Perubahan ekspresi Dian terlihat sangat jelas. Salwa tidak bisa membaca apa yang sedang Dian pikirkan, tapi dia tahu Dian menganggap semua kata-katanya sama seperti sebelumnya. Jika mereka berdebat lagi, mereka akan tetap berada di posisi yang sama. Dengan penyangkalan dan pembelaan yang juga sama.

"Kamu tahu, perawat tadi bernama Eis. Dia adalah salah satu dari 'mereka'. Ketika aku menyadari siapa Eis, aku bertanya kenapa dia memilih tempat ini, kemudian dia bercerita mengenai batas. Selama beberapa hari ini aku terus berpikir dan akhirnya aku mengerti."

Salwa menarik nafas, Dian memberi waktu.

"Ini adalah takdirku. Pertemuanku dengan 'mereka' dan segalanya. Aku tidak akan mengingkarinya. Tapi..." nada suara Salwa berubah berat dan bergetar.
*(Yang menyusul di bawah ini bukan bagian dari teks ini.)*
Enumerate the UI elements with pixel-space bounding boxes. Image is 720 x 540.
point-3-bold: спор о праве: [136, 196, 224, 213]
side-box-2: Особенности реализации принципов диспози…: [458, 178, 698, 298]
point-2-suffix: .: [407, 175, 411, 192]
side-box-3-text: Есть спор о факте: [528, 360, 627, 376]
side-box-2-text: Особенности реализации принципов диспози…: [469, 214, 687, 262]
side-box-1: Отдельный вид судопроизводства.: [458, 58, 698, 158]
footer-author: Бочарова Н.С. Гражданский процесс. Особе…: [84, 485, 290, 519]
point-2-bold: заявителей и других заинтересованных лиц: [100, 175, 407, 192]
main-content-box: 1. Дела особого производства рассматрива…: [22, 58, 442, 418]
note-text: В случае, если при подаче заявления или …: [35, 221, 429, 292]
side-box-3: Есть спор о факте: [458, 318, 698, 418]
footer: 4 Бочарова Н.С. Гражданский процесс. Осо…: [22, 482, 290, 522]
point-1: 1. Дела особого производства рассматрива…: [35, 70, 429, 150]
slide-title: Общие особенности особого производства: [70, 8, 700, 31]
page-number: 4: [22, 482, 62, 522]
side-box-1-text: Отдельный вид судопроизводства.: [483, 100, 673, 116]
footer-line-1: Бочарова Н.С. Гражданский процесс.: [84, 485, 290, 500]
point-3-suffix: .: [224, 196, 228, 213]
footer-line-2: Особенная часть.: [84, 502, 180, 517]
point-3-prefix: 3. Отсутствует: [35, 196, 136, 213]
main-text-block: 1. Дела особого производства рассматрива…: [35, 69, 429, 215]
Salwa telah memutuskan bahwa ini benar-benar yang terakhir. Ini adalah salam perpisahan. Salwa akan memulai semuanya dari awal dan mengakhiri yang lalu. Meninggalkannya di tempat ini.

"...aku ingin melanjutkan hidupku." Salwa menyelesaikan kata-katanya dengan susah payah.

"Salwa…"

Dian mengelus punggung Salwa seolah bisa mengerti betapa beratnya mengambil sebuah keputusan besar.
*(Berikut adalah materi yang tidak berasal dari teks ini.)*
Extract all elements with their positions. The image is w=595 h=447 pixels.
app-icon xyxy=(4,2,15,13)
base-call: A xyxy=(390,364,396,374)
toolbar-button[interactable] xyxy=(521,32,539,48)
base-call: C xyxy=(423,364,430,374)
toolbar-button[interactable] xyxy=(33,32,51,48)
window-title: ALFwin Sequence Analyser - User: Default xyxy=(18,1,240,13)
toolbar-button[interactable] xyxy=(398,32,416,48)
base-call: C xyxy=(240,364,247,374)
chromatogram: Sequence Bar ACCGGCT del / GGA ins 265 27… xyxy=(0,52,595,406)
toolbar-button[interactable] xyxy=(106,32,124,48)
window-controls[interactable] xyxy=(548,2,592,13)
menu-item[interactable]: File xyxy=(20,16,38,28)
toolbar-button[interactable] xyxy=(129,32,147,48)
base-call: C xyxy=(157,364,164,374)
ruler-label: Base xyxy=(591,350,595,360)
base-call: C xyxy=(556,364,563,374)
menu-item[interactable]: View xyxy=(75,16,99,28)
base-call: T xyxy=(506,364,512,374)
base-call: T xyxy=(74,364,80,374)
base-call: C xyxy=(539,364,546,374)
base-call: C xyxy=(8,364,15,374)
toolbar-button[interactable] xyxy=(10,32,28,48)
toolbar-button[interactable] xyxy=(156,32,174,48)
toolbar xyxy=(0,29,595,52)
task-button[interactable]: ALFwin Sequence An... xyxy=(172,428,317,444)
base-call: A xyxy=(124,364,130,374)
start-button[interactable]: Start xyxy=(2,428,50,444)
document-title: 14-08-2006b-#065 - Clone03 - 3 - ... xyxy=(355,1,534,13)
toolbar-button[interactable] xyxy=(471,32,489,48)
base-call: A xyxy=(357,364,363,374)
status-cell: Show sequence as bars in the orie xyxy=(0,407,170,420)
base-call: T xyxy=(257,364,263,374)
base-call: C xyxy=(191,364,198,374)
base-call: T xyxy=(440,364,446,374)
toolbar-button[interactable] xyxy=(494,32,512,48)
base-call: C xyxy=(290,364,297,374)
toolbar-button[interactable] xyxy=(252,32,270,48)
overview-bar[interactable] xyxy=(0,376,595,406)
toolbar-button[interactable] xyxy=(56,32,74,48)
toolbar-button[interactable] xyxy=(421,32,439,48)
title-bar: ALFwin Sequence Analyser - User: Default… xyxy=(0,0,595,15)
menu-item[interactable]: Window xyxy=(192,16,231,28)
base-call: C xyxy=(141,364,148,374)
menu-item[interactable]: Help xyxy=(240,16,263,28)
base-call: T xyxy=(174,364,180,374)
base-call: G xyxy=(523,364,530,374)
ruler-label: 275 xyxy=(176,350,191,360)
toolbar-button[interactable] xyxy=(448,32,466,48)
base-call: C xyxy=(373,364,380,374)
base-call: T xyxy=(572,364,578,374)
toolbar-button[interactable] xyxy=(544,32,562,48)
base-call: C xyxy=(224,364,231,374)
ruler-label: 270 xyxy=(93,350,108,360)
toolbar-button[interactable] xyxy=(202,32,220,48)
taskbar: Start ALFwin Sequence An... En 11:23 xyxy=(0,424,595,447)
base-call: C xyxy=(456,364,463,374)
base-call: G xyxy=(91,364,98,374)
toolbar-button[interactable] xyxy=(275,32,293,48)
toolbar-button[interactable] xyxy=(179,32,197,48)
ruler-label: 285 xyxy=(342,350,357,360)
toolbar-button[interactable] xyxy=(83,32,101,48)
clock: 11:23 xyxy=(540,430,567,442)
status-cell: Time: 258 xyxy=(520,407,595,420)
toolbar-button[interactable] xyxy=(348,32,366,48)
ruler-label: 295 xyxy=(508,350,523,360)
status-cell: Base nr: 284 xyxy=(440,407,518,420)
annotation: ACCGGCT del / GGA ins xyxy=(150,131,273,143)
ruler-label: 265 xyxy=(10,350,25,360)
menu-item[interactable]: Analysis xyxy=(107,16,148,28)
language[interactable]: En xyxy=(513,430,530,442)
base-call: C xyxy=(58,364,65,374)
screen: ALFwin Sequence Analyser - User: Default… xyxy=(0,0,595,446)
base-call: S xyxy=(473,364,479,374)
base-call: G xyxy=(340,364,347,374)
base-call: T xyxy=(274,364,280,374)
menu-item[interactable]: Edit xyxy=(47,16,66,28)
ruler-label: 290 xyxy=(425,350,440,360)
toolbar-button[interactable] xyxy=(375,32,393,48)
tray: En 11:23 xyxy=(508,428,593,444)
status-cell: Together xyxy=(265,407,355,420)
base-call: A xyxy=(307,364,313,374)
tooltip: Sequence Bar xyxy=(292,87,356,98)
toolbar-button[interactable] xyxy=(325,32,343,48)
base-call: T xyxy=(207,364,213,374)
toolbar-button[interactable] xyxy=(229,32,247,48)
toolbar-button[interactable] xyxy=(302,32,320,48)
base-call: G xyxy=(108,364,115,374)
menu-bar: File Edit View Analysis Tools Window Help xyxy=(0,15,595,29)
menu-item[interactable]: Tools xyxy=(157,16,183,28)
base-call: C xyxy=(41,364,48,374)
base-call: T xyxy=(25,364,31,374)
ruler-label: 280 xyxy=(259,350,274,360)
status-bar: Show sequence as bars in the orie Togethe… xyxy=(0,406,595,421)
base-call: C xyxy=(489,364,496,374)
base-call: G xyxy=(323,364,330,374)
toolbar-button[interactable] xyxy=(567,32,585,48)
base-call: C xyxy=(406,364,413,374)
Mata Salwa sempat berkaca-kaca, namun dia bisa mengendalikan dirinya dengan baik. Ini bukan perpisahan dimana dirinya diizinkan menangis hingga terisak-isak. Tidak, bukan perpisahan semacam itu.
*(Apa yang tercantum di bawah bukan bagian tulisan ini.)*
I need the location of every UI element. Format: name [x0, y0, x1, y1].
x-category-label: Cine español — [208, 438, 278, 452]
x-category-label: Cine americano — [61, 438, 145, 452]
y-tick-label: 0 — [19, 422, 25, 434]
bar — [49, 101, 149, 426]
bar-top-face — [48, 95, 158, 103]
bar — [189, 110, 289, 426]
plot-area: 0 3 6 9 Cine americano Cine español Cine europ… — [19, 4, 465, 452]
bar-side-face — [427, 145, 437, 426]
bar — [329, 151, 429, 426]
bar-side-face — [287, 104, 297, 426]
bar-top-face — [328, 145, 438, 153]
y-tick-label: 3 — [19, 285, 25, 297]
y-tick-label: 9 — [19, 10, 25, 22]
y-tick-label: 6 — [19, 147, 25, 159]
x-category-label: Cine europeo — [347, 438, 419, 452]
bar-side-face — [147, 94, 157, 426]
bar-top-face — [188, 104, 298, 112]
"Tolong katakan pada keluargaku, aku akan baik-baik saja dan segera keluar dari tempat ini," kata Salwa setelah cukup panjang menarik nafas.

Dian mengangguk, mengerti. Dian tersenyum lega, mendukung keputusan Salwa sepenuhnya.

Salwa masih hanya terdiam, berpikir Dian akan mulai bertanya atau mengungkapkan kalimat-kalimat yang telah tersimpan di ujung lidahnya. Salwa menunggu, tapi tetap tidak terdengar suara dari mulut Dian. Tidak ada pertanyaan atau basa-basi apapun.

"Karena untuk terakhir kalinya maka aku akan mengatakannya sampai tuntas." Salwa melanjutkan, "Sebenarnya... aku juga melihat salah satu dari 'mereka' berada di sekitarmu."

"Aku?!" Dian tampak terkejut.

"Hm." Salwa mengangguk.

"Apa itu artinya?"

Salwa tidak langsung menjawab. Berusaha mempelajari apa yang mungkin sedang Dian rasakan.

"Artinya?" Salwa balik bertanya.

"Iya," Dian mengangguk. "Aku berada di pemandangan seperti apa? Hal bodoh, menyedihkan, mengerikan, atau menggugah? seperti apa 'dia' yang berada di sekitarku?"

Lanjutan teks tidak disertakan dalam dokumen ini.